The violin plot of lexical diversity across various components of our Capability Architecture reveals interesting patterns in the language used. While Capability Names and Capability Theme Titles maintain consistently high lexical diversity, reflecting their distinct and unique nature, Capability Descriptions and Behaviour Descriptions exhibit more variability. This suggests that while the language used is generally rich and varied, there are instances of repetition, particularly in descriptions that aggregate multiple elements. This insight underscores the importance of ensuring that our capability descriptions remain both comprehensive and distinct, avoiding redundancy to better articulate the necessary skills and behaviours across all levels of our organisation.

These visualisations provide a nuanced view of the complexity and diversity within our Capability Architecture. They help us identify which areas of our framework might require additional attention, ensuring that our capability descriptions are both comprehensive and appropriately detailed.

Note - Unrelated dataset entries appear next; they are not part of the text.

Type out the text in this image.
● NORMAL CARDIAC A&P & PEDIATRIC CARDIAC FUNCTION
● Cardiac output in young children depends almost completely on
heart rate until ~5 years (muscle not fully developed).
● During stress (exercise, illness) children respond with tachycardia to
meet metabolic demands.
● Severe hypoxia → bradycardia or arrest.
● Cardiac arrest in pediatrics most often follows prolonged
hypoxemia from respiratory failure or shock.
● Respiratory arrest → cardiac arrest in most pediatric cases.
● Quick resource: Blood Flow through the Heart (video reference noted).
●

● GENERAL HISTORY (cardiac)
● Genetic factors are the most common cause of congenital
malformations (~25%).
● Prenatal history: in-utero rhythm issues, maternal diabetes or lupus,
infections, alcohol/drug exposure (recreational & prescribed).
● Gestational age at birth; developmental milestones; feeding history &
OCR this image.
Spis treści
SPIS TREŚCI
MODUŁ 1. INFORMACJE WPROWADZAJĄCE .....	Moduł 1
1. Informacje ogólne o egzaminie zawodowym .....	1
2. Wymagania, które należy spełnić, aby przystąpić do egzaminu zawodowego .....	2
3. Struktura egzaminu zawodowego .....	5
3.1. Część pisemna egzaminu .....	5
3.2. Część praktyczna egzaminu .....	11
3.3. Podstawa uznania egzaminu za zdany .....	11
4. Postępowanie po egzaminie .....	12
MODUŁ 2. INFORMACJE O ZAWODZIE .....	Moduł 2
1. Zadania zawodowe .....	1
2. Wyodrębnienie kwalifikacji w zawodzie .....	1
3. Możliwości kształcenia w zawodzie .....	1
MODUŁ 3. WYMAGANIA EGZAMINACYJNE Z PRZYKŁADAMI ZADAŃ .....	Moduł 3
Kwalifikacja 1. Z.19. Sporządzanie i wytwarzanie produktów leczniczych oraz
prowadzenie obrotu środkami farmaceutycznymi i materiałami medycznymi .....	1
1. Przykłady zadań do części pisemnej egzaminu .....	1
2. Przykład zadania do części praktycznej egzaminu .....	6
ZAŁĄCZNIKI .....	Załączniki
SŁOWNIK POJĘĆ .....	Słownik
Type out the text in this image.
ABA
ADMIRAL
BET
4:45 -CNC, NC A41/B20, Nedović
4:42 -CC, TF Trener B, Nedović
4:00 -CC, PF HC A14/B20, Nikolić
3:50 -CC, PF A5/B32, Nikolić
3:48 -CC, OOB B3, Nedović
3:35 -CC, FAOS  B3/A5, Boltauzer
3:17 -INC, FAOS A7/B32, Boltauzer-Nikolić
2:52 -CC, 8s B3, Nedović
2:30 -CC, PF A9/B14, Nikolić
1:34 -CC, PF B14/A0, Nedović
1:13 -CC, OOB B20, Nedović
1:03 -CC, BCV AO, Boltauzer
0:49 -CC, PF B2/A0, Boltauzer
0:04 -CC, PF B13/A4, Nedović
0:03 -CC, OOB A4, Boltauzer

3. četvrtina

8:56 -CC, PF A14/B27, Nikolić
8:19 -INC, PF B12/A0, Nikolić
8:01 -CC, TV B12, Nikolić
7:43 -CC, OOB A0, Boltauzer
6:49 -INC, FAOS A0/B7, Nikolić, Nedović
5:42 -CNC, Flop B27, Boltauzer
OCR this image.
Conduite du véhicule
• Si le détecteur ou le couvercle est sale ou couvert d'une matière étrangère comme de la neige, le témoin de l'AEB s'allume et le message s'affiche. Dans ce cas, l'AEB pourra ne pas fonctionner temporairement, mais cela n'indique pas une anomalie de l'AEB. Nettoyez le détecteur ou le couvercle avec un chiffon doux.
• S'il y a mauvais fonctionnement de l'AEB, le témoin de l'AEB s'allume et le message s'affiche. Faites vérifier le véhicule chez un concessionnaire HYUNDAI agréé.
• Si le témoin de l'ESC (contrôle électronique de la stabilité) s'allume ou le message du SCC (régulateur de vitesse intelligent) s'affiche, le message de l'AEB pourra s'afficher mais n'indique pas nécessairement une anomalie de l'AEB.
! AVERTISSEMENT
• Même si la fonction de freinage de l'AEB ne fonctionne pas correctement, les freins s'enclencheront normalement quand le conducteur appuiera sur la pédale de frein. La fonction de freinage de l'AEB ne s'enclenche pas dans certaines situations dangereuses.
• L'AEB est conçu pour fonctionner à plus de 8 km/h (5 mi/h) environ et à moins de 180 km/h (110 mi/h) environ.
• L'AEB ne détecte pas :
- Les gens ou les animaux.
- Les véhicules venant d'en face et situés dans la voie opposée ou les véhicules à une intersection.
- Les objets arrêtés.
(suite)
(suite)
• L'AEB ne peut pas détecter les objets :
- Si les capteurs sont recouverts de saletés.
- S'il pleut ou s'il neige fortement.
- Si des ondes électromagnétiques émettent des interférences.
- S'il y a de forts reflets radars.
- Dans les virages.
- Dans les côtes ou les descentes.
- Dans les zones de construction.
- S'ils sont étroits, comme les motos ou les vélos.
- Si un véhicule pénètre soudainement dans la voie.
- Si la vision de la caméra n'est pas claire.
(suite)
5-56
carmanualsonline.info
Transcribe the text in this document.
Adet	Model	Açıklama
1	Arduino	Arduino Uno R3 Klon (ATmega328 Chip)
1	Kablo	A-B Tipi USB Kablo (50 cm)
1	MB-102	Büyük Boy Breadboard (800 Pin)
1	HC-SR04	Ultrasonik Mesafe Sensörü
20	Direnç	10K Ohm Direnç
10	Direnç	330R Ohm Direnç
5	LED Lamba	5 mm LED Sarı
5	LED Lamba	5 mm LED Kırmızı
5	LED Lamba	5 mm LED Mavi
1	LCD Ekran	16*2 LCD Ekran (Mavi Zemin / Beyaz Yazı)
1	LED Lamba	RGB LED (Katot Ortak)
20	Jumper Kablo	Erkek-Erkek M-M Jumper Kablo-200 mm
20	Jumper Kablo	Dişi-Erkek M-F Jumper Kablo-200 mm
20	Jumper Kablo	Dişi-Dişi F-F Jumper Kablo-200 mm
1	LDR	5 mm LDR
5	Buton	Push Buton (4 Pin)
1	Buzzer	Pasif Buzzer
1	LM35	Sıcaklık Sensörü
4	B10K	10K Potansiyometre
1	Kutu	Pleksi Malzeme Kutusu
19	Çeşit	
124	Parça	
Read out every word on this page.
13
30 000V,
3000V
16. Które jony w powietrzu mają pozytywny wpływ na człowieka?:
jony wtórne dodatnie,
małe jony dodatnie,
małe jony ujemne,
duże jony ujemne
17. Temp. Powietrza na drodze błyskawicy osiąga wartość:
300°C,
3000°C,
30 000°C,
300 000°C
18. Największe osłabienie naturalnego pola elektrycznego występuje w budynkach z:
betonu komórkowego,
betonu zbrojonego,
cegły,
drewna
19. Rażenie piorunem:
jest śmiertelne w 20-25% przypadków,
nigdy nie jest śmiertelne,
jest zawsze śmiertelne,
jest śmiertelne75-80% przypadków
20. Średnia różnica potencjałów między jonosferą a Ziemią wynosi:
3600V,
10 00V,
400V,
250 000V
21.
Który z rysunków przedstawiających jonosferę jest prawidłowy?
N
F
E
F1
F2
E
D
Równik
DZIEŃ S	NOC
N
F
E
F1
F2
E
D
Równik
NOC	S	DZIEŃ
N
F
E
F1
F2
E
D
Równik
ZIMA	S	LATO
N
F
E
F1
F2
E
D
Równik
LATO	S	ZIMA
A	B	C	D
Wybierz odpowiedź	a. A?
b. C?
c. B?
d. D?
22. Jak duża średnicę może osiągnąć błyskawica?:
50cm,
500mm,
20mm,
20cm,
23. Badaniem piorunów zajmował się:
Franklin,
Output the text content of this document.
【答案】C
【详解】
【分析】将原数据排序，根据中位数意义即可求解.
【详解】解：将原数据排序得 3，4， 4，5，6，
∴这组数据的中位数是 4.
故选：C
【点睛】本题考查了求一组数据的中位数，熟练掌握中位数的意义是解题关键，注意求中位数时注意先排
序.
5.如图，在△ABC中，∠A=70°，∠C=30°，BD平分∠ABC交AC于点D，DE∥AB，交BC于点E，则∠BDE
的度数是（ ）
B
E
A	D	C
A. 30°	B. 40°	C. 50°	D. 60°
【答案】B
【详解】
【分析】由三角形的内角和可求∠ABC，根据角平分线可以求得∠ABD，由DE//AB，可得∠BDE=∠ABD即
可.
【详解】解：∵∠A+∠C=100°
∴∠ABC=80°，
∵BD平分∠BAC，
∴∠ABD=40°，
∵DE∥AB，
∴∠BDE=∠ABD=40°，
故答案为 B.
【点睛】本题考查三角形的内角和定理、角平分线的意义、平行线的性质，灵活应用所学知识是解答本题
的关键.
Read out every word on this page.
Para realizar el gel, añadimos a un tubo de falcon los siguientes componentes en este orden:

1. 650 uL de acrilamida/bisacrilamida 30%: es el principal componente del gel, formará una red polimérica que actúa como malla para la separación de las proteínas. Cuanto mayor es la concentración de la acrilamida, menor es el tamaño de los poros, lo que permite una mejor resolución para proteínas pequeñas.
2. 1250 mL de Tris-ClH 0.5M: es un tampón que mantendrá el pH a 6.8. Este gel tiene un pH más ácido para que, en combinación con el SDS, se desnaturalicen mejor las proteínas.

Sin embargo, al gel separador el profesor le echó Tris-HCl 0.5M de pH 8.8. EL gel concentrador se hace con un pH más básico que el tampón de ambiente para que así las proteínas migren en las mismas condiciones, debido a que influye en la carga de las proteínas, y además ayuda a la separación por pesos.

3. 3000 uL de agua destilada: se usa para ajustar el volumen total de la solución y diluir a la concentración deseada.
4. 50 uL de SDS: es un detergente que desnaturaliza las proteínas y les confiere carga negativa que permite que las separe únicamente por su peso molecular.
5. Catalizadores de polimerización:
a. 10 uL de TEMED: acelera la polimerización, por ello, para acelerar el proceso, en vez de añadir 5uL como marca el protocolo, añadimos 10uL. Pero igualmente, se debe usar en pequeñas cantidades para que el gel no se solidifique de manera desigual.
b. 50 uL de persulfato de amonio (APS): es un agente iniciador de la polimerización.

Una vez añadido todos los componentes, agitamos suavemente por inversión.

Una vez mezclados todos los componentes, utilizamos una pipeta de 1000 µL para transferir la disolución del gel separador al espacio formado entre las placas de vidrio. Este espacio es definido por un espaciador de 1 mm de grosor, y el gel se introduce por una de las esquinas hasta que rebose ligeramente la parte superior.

So What? Who Cares? The Importance of Understanding Text Data Health

After conducting our detailed analysis of the Capability Architecture, one might ask: why does this matter? The answer lies in the fundamental principle of data science and analytics: "junk in, junk out." This phrase succinctly captures the reality that the quality of the output from any analysis is directly tied to the quality of the input data.

In our case, the input data is the text that forms the backbone of our Capability Architecture—names, descriptions, and behaviour expectations. Understanding the health of this text data is crucial because it directly influences the effectiveness of our capability frameworks, learning resources, and ultimately, the success of our employees in their roles.

When our text data is clear, diverse, and appropriately complex, it ensures that the capabilities we define are both comprehensive and understandable. This leads to more effective learning and development initiatives, better alignment between roles and expectations, and a more capable and agile workforce.

On the other hand, if our text data is inconsistent, overly simplistic, or too complex without reason, it can create confusion, misalignment, and gaps in our Capability Architecture. These issues might result in employees not receiving the guidance they need to develop the right skills or misunderstanding the expectations for their roles.

The Bottom Line: Quality Data Leads to Quality Outcomes

Our analysis has highlighted areas where our text data is strong, as well as areas that may need further refinement. By focusing on improving the health of our text data, we can ensure that our Capability Architecture is not just a document, but a powerful tool that drives real, measurable outcomes.

As we continue to refine our text data, we're not just enhancing our Capability Architecture—we're laying the groundwork for more effective learning and development, better role alignment, and ultimately, a more capable and engaged workforce.

In summary, understanding the health of our text data isn't just an academic exercise; it's a critical component of our strategy to empower our employees and drive organisational success. The old adage "junk in, junk out" reminds us that the effort we put into ensuring the quality of our input data will directly influence the quality of our outcomes. And that's something that everyone in our organisation should care about.